“I wish Everett was four years old already,” Sophie says, and I don’t know what to tell her other than, “Me, too.”
Strangers at the playground have been telling me that it’s harder going from 1 to 2 kids than it was going from 0 to 1. I have been telling them, “I hope not, because zero to one was hard for us.” We’ve only had 6 days to practice this two thing now, but, so far, I think the strangers were wrong.
I have gotten to take a shower every day this week. And, this time through, I know enough to be grateful for that simple fact. The first time through, I was shocked that nursing and changing diapers and laundering and taking out the diaper-trash and making sure the baby’s still breathing and then nursing some more and also not forgetting to eat and drink would, collectively, somehow take up so much of my time that I might not get five minutes a day to shower. The first time through, I was shocked by how painful it was to sit anywhere but a rocking chair. Now, the pain is much less, and this time through I know enough to be grateful. I know enough to stock lanolin in the house. Now I am also thankful to get any sleep, especially when I get it in a chunk of 3 hours, which is what I need to enter deep dreaming sleep. This time through, I’ve gotten a 3-hour-stretch of sleep almost every night so far, knock on wood, thank Gods & Goddesses and anything else.
This time through, I am not shocked at losing so much independence.
This time, my parent-friends know to bring by useful food, not useless stuffed animals. I know to accept all offers of help. My mother was just here for an incredibly-helpful week when she cooked & cleaned & laundered & held the baby for hours on end. This time through, too, I am not afraid to put the baby down.
That part is all easier, because now I know somewhat what I’m doing.

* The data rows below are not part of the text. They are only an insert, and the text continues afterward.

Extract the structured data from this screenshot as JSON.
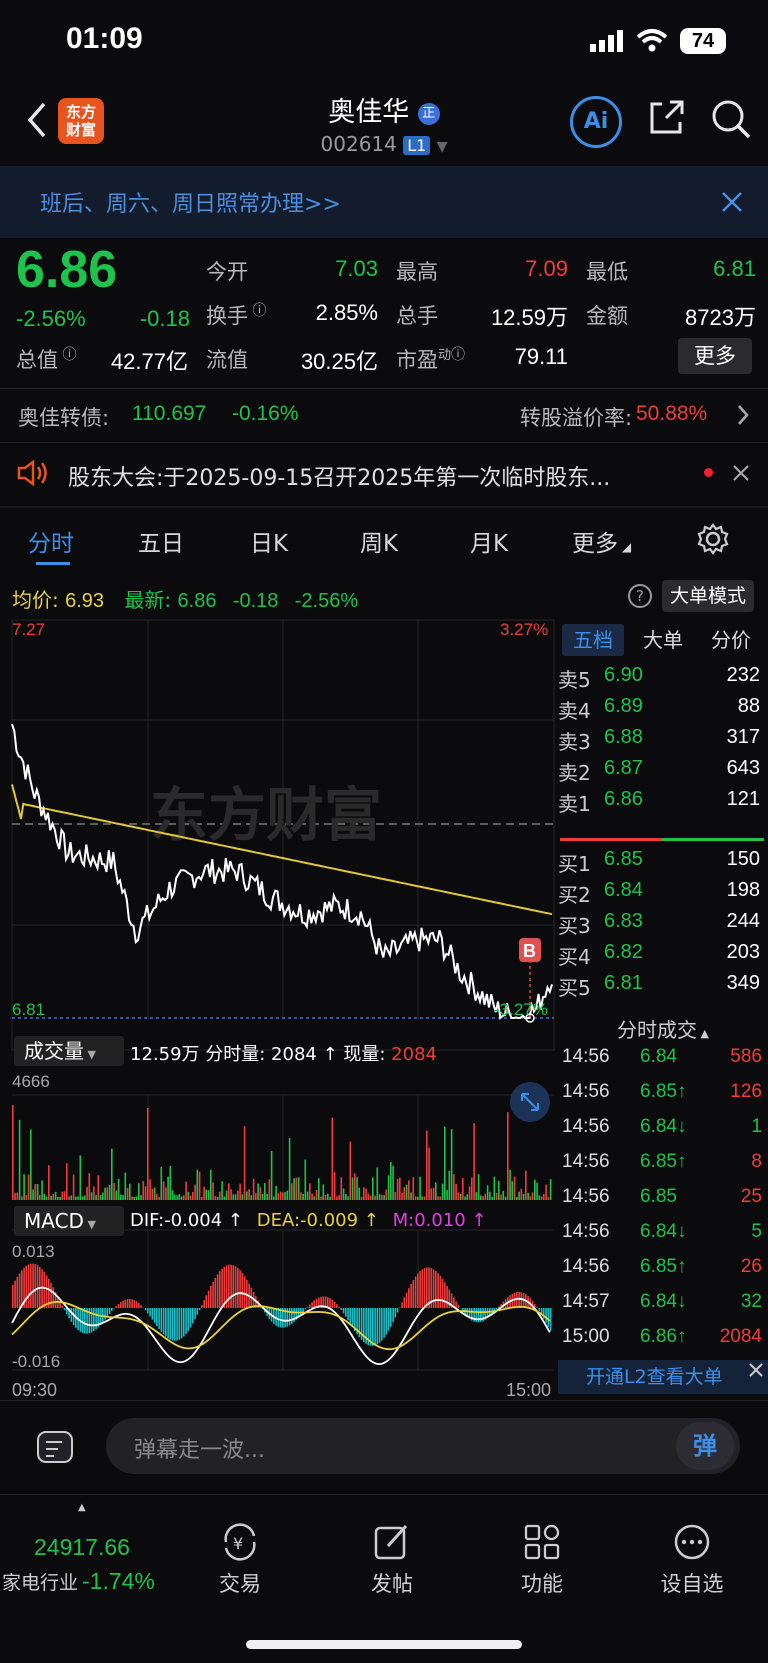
{
  "status_bar": {
    "time": "01:09",
    "battery": "74"
  },
  "header": {
    "logo_text_line1": "东方",
    "logo_text_line2": "财富",
    "stock_name": "奥佳华",
    "stock_badge": "正",
    "stock_code": "002614",
    "level": "L1",
    "ai_label": "Ai"
  },
  "banner": {
    "text": "班后、周六、周日照常办理>>"
  },
  "quote": {
    "price": "6.86",
    "change_pct": "-2.56%",
    "change": "-0.18",
    "open_label": "今开",
    "open": "7.03",
    "high_label": "最高",
    "high": "7.09",
    "low_label": "最低",
    "low": "6.81",
    "turnover_label": "换手",
    "turnover": "2.85%",
    "volume_label": "总手",
    "volume": "12.59万",
    "amount_label": "金额",
    "amount": "8723万",
    "mktcap_label": "总值",
    "mktcap": "42.77亿",
    "float_label": "流值",
    "float_cap": "30.25亿",
    "pe_label": "市盈",
    "pe_sup": "动",
    "pe": "79.11",
    "more_label": "更多"
  },
  "bond": {
    "name": "奥佳转债:",
    "price": "110.697",
    "change": "-0.16%",
    "premium_label": "转股溢价率:",
    "premium": "50.88%"
  },
  "notice": {
    "text": "股东大会:于2025-09-15召开2025年第一次临时股东..."
  },
  "tabs": [
    "分时",
    "五日",
    "日K",
    "周K",
    "月K",
    "更多"
  ],
  "intraday_header": {
    "avg_label": "均价:",
    "avg": "6.93",
    "latest_label": "最新:",
    "latest": "6.86",
    "change": "-0.18",
    "change_pct": "-2.56%",
    "mode_button": "大单模式"
  },
  "chart_labels": {
    "top_price": "7.27",
    "top_pct": "3.27%",
    "bottom_price": "6.81",
    "bottom_pct": "-3.27%",
    "watermark": "东方财富",
    "marker": "B",
    "volume_selector": "成交量",
    "volume_info": "12.59万 分时量: 2084 ↑ 现量:",
    "current_vol": "2084",
    "vol_max": "4666",
    "macd_selector": "MACD",
    "dif": "DIF:-0.004 ↑",
    "dea": "DEA:-0.009 ↑",
    "m": "M:0.010 ↑",
    "macd_top": "0.013",
    "macd_bottom": "-0.016",
    "time_start": "09:30",
    "time_end": "15:00"
  },
  "order_book": {
    "tabs": [
      "五档",
      "大单",
      "分价"
    ],
    "asks": [
      {
        "label": "卖5",
        "price": "6.90",
        "vol": "232"
      },
      {
        "label": "卖4",
        "price": "6.89",
        "vol": "88"
      },
      {
        "label": "卖3",
        "price": "6.88",
        "vol": "317"
      },
      {
        "label": "卖2",
        "price": "6.87",
        "vol": "643"
      },
      {
        "label": "卖1",
        "price": "6.86",
        "vol": "121"
      }
    ],
    "bids": [
      {
        "label": "买1",
        "price": "6.85",
        "vol": "150"
      },
      {
        "label": "买2",
        "price": "6.84",
        "vol": "198"
      },
      {
        "label": "买3",
        "price": "6.83",
        "vol": "244"
      },
      {
        "label": "买4",
        "price": "6.82",
        "vol": "203"
      },
      {
        "label": "买5",
        "price": "6.81",
        "vol": "349"
      }
    ]
  },
  "trades": {
    "title": "分时成交",
    "rows": [
      {
        "time": "14:56",
        "price": "6.84",
        "vol": "586"
      },
      {
        "time": "14:56",
        "price": "6.85↑",
        "vol": "126"
      },
      {
        "time": "14:56",
        "price": "6.84↓",
        "vol": "1"
      },
      {
        "time": "14:56",
        "price": "6.85↑",
        "vol": "8"
      },
      {
        "time": "14:56",
        "price": "6.85",
        "vol": "25"
      },
      {
        "time": "14:56",
        "price": "6.84↓",
        "vol": "5"
      },
      {
        "time": "14:56",
        "price": "6.85↑",
        "vol": "26"
      },
      {
        "time": "14:57",
        "price": "6.84↓",
        "vol": "32"
      },
      {
        "time": "15:00",
        "price": "6.86↑",
        "vol": "2084"
      }
    ],
    "l2_promo": "开通L2查看大单"
  },
  "comment": {
    "placeholder": "弹幕走一波...",
    "send_label": "弹"
  },
  "bottom_nav": {
    "index_value": "24917.66",
    "index_name": "家电行业",
    "index_change": "-1.74%",
    "items": [
      "交易",
      "发帖",
      "功能",
      "设自选"
    ]
  }
}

What I don’t know, yet, is how to help Sophie through this transition. Of course, we’ve been reading her big-sibling books for months, now, and talking with her about how much she can teach the baby, and how much more fun he’ll become in a few months, too, after he grows beyond the pooping-sleeping-and-nursing-only stage. We encourage her to hold the baby’s hand, sing the baby songs, show the baby her dances. We even got her a few birthday presents for the baby’s birthday, to keep her occupied while we neglect her.
But she feels this neglect. “You’re always nursing or changing a diaper,” she told me. “Being a big sister means playing alone a lot.”
It turns out that I can give her her bath while nursing Everett. I can read her bedtime stories while nursing Everett. I can even give her her night-time massage while nursing Everett. (And, yes, Ev engages in marathon-nursing every evening, just before entering into a chunk of sleep-time that I am doing my best to encourage.) But I can’t truly play, and I can’t give her my full undivided attention.
It’s probably good for her, in the long run. In the short run, what I can do is arrange play-dates. We already went out on our first Mommy-daughter date, too (we got cupcakes, then made up a dance in the bakery courtyard) — but every afternoon used to be Mommy-daughter time, and now it needs special scheduling, once a week.
Now, instead of playing only with me, Sophie gets to pick out Everett’s socks each morning. It’s not the same. It may, eventually, be better. I hope so.